Unfortunately, government – which happens to be the largest employer – often fails to honour its obligation of paying workers’ contributions on time to SSNIT to enable them also prudently invest those funds for growth. Yet the same government (Employer) which is often in debt to SSNIT on its statutory obligation, is quick through political interference and schemes to dip its hands into these pension funds at will in the name of domestic borrowing – denying pensioners the required yields on their contributions and jeopardising the scheme’s sustainability.

Further, another great disservice SSNIT has done to workers is its reluctance to transfer contributors’ 4% lump-sum component – now christened ‘past credit’ – to workers’ duly appointed Tier 2 Fund Managers for prudent investment. Judging from the performance of most of these Tier 2 Fund Managers within the few years of their existence (a little over ten (10) years) in comparison to the performance of the ‘past credit’ funds held by SSINT for years leaves so much to be desired.

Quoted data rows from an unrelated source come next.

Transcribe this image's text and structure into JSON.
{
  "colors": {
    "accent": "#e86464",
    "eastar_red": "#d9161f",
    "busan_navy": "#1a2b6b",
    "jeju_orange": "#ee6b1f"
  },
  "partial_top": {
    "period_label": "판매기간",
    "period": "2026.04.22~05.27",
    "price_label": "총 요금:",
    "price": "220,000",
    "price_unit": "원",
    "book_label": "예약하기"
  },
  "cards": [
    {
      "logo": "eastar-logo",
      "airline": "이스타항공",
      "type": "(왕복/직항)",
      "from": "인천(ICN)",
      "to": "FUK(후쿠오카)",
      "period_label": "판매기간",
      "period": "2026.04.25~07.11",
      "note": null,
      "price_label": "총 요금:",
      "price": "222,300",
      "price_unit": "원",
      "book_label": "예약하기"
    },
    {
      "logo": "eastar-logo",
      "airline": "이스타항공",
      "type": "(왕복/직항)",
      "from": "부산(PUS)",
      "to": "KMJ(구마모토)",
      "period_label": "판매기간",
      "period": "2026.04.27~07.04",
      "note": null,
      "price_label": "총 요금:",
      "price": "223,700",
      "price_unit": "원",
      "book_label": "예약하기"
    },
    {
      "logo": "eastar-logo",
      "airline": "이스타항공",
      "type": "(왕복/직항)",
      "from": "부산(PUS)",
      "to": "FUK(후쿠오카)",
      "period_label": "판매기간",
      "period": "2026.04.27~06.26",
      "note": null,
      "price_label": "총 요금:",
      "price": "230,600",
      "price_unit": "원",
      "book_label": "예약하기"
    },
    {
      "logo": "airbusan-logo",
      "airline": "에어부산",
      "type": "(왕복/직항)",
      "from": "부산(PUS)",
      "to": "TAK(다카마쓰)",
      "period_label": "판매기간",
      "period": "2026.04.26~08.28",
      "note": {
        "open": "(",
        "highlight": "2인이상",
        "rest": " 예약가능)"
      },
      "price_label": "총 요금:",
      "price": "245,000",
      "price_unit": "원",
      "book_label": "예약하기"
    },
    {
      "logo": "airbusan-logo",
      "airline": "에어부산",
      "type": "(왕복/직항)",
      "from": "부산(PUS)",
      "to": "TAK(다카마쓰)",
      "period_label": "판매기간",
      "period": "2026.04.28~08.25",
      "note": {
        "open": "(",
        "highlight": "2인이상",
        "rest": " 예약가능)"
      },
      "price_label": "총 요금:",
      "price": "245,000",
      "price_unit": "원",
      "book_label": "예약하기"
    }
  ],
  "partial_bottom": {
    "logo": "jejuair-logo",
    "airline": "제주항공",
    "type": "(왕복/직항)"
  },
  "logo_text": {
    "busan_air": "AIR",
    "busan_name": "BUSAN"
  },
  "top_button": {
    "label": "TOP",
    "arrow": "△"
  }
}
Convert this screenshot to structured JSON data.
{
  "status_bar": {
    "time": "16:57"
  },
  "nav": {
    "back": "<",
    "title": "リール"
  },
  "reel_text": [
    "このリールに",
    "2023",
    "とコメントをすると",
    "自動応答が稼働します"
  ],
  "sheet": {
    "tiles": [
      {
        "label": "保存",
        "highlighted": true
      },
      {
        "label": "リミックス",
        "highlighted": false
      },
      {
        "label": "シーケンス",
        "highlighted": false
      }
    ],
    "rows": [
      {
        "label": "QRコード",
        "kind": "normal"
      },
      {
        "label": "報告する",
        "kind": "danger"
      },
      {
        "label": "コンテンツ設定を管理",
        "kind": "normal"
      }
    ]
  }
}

Analyses of the performance of most Tier 2 funds under Fund Managers show impressive performances, with achievements of average gains or return on investment more than 100% – with some inching toward 130% above members’ contributions. Impliedly, workers would have been much better-off if those past credit funds were transferred to their appointed Fund Managers for prudent investment as required by Act 766; yet SSNIT smartly hid behind the Amendment Act, Act 883, to lobby for the retention of these funds.

Developments within the pension sector only communicate one message to workers: take your retirement income security into your own hands. Plan for your retirement by getting your own personal pension schemes, savings and investments as addendums to whatever SSNIT and other mandatory schemes may give you.

Never bank all your hopes on SSNIT – and do not make your children your retirement plan either. SSNIT is a defined benefit pension scheme: which means the benefit payable to you is based on law and a formular output. In effect, a SSNIT pension may not make you comfortable but at least can help alleviate your plight. So take your retirement destiny into your own hands now, and remember the best time to plan for your retirement is when you first start earning income.